The efforts of Basit are slightly different from his counterpart in Islamabad, Raghavan, due to a more logical and convincing argument. In Basit’s book, the whole debate regarding the evolution of hostility between two nuclear neighbours is fundamentally an autobiographic account of a diplomat’s memoirs. It was a reflection of various diplomatic experiences of a certain period when the author was designated to serve in a rival country parallel to upholding his vision of peace and harmony. A detailed examination of the various arguments developed by the author in the book suggests this book is an appropriate study for the students of Politics, International Relations, and Peace Studies. The mainstream policymaking circles can also find it an interesting reading and informative feedback for improving the cooperative connections between New Delhi and Islamabad. It is a valuable contribution to the existing literature on South Asian politics generally and the India-Pakistan conflict specifically. Thus, it is more appropriate to say that the book has given a fresh look to the New Delhi-Islamabad hostility parallel to identifying the major impediments in undermining the vision of peace, stability, and development in the nuclearized subcontinent.
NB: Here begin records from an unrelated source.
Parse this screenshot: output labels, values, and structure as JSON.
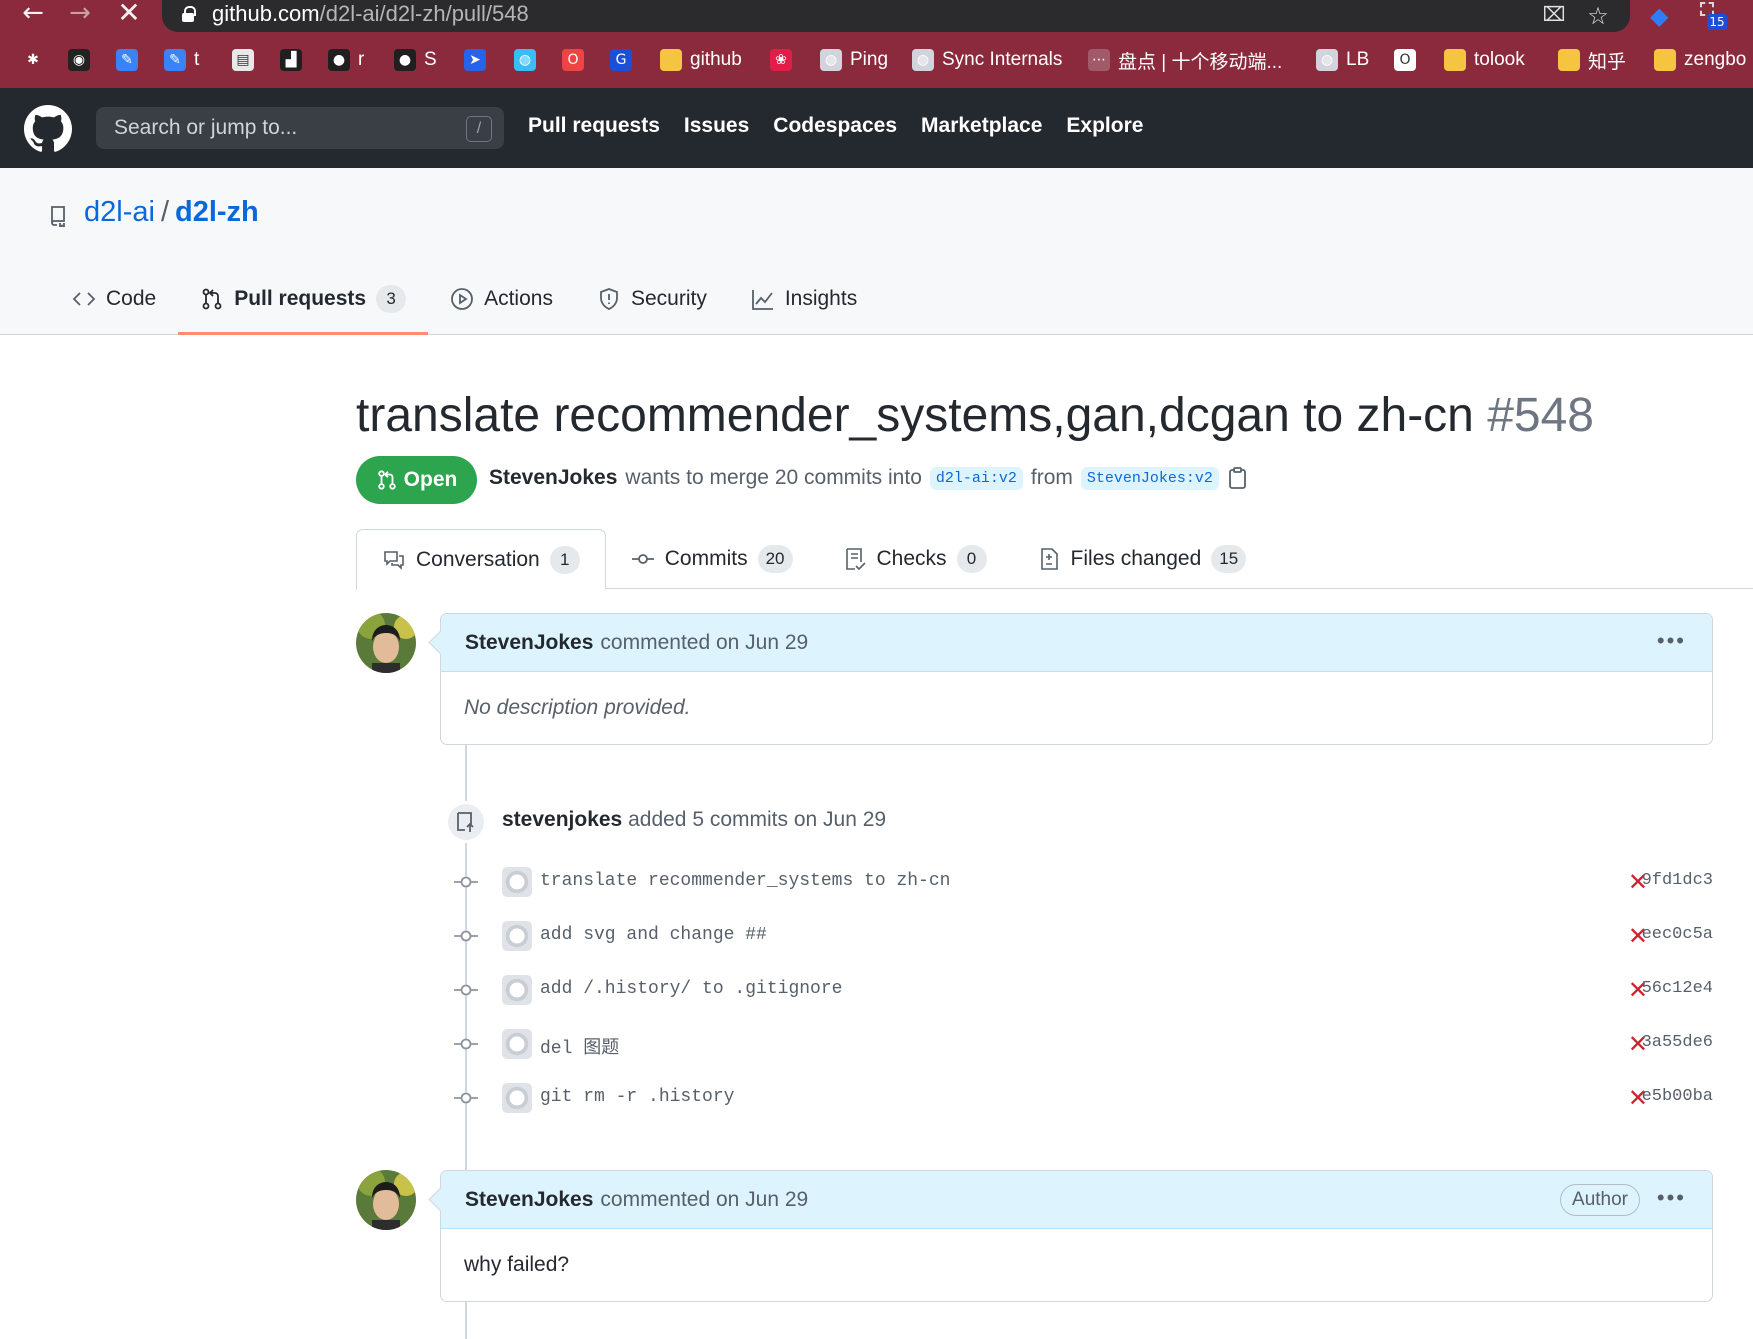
{
  "browser": {
    "url_host": "github.com",
    "url_path": "/d2l-ai/d2l-zh/pull/548",
    "extension_badge": "15",
    "bookmarks": [
      {
        "label": "",
        "icon": "gear-icon",
        "color": "#8a2a3c"
      },
      {
        "label": "",
        "icon": "panda-icon",
        "color": "#222222"
      },
      {
        "label": "",
        "icon": "note-icon",
        "color": "#3b82f6"
      },
      {
        "label": "t",
        "icon": "note-icon",
        "color": "#3b82f6"
      },
      {
        "label": "",
        "icon": "doc-icon",
        "color": "#e8e8e8"
      },
      {
        "label": "",
        "icon": "chart-icon",
        "color": "#1f1f1f"
      },
      {
        "label": "r",
        "icon": "github-icon",
        "color": "#1f1f1f"
      },
      {
        "label": "S",
        "icon": "github-icon",
        "color": "#1f1f1f"
      },
      {
        "label": "",
        "icon": "arrow-icon",
        "color": "#2563eb"
      },
      {
        "label": "",
        "icon": "globe-icon",
        "color": "#38bdf8"
      },
      {
        "label": "",
        "icon": "opera-icon",
        "color": "#ef4444"
      },
      {
        "label": "",
        "icon": "g-icon",
        "color": "#1d4ed8"
      },
      {
        "label": "github",
        "icon": "folder-icon",
        "color": "#f5c542"
      },
      {
        "label": "",
        "icon": "huawei-icon",
        "color": "#e11d48"
      },
      {
        "label": "Ping",
        "icon": "globe-icon",
        "color": "#d1d5db"
      },
      {
        "label": "Sync Internals",
        "icon": "globe-icon",
        "color": "#d1d5db"
      },
      {
        "label": "盘点 | 十个移动端...",
        "icon": "dots-icon",
        "color": "#a15a6a"
      },
      {
        "label": "LB",
        "icon": "globe-icon",
        "color": "#d1d5db"
      },
      {
        "label": "",
        "icon": "o-icon",
        "color": "#ffffff"
      },
      {
        "label": "tolook",
        "icon": "folder-icon",
        "color": "#f5c542"
      },
      {
        "label": "知乎",
        "icon": "folder-icon",
        "color": "#f5c542"
      },
      {
        "label": "zengbo",
        "icon": "folder-icon",
        "color": "#f5c542"
      }
    ]
  },
  "github": {
    "search_placeholder": "Search or jump to...",
    "search_shortcut": "/",
    "nav": [
      "Pull requests",
      "Issues",
      "Codespaces",
      "Marketplace",
      "Explore"
    ]
  },
  "repo": {
    "owner": "d2l-ai",
    "separator": "/",
    "name": "d2l-zh",
    "tabs": [
      {
        "label": "Code",
        "icon": "code-icon",
        "count": ""
      },
      {
        "label": "Pull requests",
        "icon": "pull-request-icon",
        "count": "3"
      },
      {
        "label": "Actions",
        "icon": "play-icon",
        "count": ""
      },
      {
        "label": "Security",
        "icon": "shield-icon",
        "count": ""
      },
      {
        "label": "Insights",
        "icon": "graph-icon",
        "count": ""
      }
    ]
  },
  "pr": {
    "title": "translate recommender_systems,gan,dcgan to zh-cn",
    "number": "#548",
    "state": "Open",
    "author": "StevenJokes",
    "merge_text": "wants to merge 20 commits into",
    "base_branch": "d2l-ai:v2",
    "from_text": "from",
    "head_branch": "StevenJokes:v2",
    "tabs": [
      {
        "label": "Conversation",
        "icon": "comment-icon",
        "count": "1"
      },
      {
        "label": "Commits",
        "icon": "commit-icon",
        "count": "20"
      },
      {
        "label": "Checks",
        "icon": "checklist-icon",
        "count": "0"
      },
      {
        "label": "Files changed",
        "icon": "file-diff-icon",
        "count": "15"
      }
    ]
  },
  "timeline": {
    "comment1": {
      "author": "StevenJokes",
      "meta": "commented on Jun 29",
      "body": "No description provided."
    },
    "commits_event": {
      "actor": "stevenjokes",
      "text": "added 5 commits on Jun 29"
    },
    "commits": [
      {
        "message": "translate recommender_systems to zh-cn",
        "status": "✕",
        "sha": "9fd1dc3"
      },
      {
        "message": "add svg and change ##",
        "status": "✕",
        "sha": "eec0c5a"
      },
      {
        "message": "add /.history/ to .gitignore",
        "status": "✕",
        "sha": "56c12e4"
      },
      {
        "message": "del 图题",
        "status": "✕",
        "sha": "3a55de6"
      },
      {
        "message": "git rm -r .history",
        "status": "✕",
        "sha": "e5b00ba"
      }
    ],
    "comment2": {
      "author": "StevenJokes",
      "meta": "commented on Jun 29",
      "badge": "Author",
      "body": "why failed?"
    }
  },
  "colors": {
    "chrome": "#8a2a3c",
    "header": "#24292f",
    "open_green": "#2da44e",
    "link_blue": "#0969da",
    "fail_red": "#cf222e"
  }
}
This book could can broadly be considered an interesting scholarly piece of writing parallel to having greater relevance to different circles of research communities linked to the South Asian political literature. Basit’s book has established a good precedent in the diplomatic community of Pakistan regarding publicly revealing the details of their experiences in critical stations. Such books could be used as the most authentic source of data for research and policy studies.